Quickstart¶
Installing the CAP¶
To install download the repo and run the setup command
python setup.py install
cap2 --help
Running the CAP¶
Set Up¶
After the CAP is intalled it can be run on local data. There is no need to install additional programs or databases as these will be automatically installed as needed.
To run the CAP you will need to make two files. A manifest file telling the CAP what data to analyze and a config file telling the CAP where to store its outputs.
- This manifest file should have three columns separated by tabs.
- The first column is the name of the sample
- the second column is the path to the first read
- the third column is the path to the second read
An example manifest could look like this
sample_1 /path/to/sample_1.R1.fq.gz /path/to/sample_1.R2.fq.gz
sample_2 /path/to/sample_2.R1.fq.gz /path/to/sample_2.R2.fq.gz
sample_3 /path/to/sample_3.R1.fq.gz /path/to/sample_3.R2.fq.gz
The config file should be a yaml file with two keys out_dir and db_dir
An example manifest could look like this
out_dir: /path/to/output/dir
db_dir: /path/to/dir/where/databases/should/be/stored
Once you have the manifest and config file you can run the pipeline.
Running the Pipeline¶
To run the qpipeline use the following command
cap2 run pipeline -c /path/to/config.yaml /path/to/manifest.txt
The CAP uses subpipelines to group modules. There are five such subpipelines: quality control, preprocessing, short read analysis, assembly, and databases. To run a specific sub-pipelines add –stage <stage name> to the above command. The different stage names are listed when you run cap2 run pipeline –help
You can also run more than one task at the same time using –workers <number of simultaneous tasks> or increase the number of threads per worker with –threads <num threads>
An example of running the quality control pipeline with two workers that have four threads each would be:
cap2 run pipeline --stage qc --workers 2 --threads 4 -c /path/to/config.yaml /path/to/manifest.txt
See the Demo for more details.
Advanced Topics¶
Installing Subprograms¶
By default the CAP installs all necessary subprograms itself. If a particular version of a subprogram is required it is usually possible to override the defaults and supply the program as a parameter.
Databases¶
The CAP uses a number of large reference databases. Building and indexing these databases is considered a first-class part of the pipeline and modules are included to do so. However, in most cases users will simply want to download prebuilt version of the databases rather than build them from scratch. This is the pipeline default and will happen automatically.

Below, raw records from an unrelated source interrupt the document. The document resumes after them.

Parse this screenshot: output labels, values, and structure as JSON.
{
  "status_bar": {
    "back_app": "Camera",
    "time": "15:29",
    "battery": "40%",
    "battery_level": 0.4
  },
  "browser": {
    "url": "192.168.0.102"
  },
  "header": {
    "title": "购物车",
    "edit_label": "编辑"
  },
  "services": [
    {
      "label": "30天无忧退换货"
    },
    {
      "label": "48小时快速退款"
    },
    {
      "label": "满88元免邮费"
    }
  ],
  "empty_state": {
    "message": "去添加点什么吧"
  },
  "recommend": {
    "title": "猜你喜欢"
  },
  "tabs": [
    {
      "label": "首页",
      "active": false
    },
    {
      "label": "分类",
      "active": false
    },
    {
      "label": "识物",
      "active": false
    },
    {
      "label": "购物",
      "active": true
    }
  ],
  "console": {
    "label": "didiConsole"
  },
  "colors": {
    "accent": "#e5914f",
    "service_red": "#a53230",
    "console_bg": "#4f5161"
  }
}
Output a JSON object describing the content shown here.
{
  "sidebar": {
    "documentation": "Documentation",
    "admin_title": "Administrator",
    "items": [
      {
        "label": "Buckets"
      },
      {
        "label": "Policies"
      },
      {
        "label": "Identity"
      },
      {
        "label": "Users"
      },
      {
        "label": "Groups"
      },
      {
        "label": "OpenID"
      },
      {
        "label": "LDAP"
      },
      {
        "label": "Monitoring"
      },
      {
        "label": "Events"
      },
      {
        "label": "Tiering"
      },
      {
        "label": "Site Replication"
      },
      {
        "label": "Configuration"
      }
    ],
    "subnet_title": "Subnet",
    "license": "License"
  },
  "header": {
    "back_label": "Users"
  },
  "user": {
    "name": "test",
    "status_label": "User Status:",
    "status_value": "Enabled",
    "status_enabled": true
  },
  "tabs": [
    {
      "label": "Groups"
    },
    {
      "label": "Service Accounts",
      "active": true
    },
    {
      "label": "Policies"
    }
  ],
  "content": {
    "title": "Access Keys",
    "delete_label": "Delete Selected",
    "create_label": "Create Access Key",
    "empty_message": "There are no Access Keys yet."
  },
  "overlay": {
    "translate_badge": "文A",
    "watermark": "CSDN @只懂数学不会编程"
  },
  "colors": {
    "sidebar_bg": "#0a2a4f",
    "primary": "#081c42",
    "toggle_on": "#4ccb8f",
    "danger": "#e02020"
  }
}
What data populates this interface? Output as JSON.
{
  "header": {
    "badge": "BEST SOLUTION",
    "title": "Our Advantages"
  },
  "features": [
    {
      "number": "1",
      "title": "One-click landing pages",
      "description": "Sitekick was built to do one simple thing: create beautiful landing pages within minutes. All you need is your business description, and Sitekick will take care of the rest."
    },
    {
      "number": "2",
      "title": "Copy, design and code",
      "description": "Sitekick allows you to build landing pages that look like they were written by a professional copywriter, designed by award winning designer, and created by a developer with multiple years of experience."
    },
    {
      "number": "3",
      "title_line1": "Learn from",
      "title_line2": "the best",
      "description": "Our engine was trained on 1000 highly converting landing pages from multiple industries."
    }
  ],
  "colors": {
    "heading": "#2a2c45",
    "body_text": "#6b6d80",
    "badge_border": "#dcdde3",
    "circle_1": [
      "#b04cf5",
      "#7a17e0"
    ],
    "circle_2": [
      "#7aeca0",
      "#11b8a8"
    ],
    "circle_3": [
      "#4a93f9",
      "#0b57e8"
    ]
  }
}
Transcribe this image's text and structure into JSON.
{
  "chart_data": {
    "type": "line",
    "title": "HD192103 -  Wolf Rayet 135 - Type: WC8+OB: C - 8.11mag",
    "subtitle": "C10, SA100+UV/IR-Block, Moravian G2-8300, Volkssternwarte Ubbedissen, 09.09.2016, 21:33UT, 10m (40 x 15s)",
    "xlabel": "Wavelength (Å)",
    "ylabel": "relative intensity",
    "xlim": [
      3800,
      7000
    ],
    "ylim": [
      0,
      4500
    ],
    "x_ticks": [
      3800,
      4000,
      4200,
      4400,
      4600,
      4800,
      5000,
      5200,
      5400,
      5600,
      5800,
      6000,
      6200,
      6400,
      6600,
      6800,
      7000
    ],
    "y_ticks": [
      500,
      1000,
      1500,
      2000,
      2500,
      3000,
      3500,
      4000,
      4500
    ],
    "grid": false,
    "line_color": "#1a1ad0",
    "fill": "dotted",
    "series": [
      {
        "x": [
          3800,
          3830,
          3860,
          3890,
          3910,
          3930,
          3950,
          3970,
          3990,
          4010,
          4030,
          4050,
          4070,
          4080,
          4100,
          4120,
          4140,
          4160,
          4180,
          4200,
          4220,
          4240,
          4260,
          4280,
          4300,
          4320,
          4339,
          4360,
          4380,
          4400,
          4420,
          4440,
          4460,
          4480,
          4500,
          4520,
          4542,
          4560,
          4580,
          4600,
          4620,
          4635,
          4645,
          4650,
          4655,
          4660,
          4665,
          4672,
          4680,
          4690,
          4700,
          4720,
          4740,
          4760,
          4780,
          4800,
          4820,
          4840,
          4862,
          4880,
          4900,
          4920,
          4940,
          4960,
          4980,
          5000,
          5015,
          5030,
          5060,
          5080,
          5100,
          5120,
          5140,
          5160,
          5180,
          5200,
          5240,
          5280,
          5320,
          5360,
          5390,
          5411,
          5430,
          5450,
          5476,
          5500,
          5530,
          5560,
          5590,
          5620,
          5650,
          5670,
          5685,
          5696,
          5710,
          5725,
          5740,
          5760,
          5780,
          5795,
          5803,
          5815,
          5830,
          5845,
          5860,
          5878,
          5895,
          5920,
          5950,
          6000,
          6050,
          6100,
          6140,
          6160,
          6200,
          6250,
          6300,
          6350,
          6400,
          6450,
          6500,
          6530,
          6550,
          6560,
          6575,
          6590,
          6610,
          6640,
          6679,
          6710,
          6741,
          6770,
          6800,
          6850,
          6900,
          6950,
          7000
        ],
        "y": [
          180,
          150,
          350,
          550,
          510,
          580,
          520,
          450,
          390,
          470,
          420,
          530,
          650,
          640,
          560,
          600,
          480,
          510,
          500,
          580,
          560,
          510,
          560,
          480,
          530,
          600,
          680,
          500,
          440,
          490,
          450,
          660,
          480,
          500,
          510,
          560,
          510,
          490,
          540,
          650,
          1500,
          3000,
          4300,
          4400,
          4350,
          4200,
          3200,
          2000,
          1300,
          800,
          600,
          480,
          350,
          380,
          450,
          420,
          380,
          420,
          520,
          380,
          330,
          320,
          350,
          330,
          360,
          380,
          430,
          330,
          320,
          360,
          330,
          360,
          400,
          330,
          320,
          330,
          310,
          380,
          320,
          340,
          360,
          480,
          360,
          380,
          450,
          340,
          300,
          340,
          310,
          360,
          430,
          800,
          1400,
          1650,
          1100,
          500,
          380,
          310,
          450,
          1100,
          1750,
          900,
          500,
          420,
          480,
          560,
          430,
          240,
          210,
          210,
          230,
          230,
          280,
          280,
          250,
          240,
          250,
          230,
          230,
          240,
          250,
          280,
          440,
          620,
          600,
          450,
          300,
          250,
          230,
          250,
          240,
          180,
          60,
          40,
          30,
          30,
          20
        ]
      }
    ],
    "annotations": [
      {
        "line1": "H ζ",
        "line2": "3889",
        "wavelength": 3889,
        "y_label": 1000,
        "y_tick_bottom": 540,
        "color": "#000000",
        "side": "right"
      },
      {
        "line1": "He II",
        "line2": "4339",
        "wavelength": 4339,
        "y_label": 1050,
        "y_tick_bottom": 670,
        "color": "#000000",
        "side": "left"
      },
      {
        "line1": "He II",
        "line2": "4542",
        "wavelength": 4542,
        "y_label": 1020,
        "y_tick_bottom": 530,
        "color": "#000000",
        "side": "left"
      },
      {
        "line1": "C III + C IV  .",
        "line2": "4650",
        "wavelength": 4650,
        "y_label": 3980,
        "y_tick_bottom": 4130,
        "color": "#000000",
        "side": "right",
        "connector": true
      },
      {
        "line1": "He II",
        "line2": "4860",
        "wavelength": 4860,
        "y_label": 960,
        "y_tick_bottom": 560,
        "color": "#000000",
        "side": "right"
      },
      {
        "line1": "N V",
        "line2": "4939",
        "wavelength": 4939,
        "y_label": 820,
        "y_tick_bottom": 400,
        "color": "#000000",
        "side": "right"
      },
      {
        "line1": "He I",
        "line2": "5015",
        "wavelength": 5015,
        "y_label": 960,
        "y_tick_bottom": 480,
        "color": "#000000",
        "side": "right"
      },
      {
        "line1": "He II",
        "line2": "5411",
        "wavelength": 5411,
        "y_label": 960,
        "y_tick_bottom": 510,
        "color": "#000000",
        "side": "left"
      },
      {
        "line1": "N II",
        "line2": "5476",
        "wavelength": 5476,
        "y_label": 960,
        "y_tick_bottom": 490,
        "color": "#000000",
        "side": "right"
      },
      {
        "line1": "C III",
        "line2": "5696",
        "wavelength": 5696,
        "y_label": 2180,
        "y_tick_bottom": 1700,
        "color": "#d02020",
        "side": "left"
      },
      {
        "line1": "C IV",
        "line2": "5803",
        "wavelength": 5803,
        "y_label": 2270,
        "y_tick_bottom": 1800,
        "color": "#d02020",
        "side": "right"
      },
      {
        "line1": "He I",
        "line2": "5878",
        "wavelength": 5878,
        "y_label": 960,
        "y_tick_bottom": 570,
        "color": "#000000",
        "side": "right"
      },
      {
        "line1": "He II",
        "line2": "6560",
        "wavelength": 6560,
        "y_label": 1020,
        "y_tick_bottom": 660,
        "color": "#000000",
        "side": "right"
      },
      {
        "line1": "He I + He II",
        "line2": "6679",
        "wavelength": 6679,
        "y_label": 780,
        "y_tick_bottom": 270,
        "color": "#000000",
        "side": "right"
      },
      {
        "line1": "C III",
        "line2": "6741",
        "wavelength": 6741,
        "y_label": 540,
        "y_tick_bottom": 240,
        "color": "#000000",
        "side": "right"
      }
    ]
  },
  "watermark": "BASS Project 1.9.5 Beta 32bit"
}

To preload databases on a machine run this from the command line:
cap2 run db -c /path/to/config/file
or from python
from .api import run_db_stage
config = /path/to/config/file
run_db_stage(config_path=config, cores=1, workers=1)
Configuration¶
By default CAP2 downloads all necessary programs and databases when it is run. For users running CAP2 multiple times on the same system it will be beneficial to set up configuration so that downloads only occur once.
Configuration consists of setting three environmental variables. These should go in your .bashrc or equivalent.
CAP2_DB_DIR=<some local path...>
CAP2_CONDA_SPEC_DIR=<some local path...>
CAP2_CONDA_BASE_PATH=<some local path...>
You can also use a yaml configuration file. See the API for details and all options.
Running in the cloud¶
Running the CAP2 in the cloud often requires some additional setup. This is what we needed to do to get the CAP2 running on DigitalOcean Ubuntu Servers:
sudo apt update
sudo apt install build-essential python-dev libfreetype6-dev config
wget https://repo.anaconda.com/miniconda/Miniconda3-latest-Linux-x86_64.sh
bash Miniconda3-latest-Linux-x86_64.sh
source ~/.bashrc
cd CAP2/
git checkout feat/single-ended-reads
python setup.py develop
cd
mkdir workdir
cd workdir
cap2 --help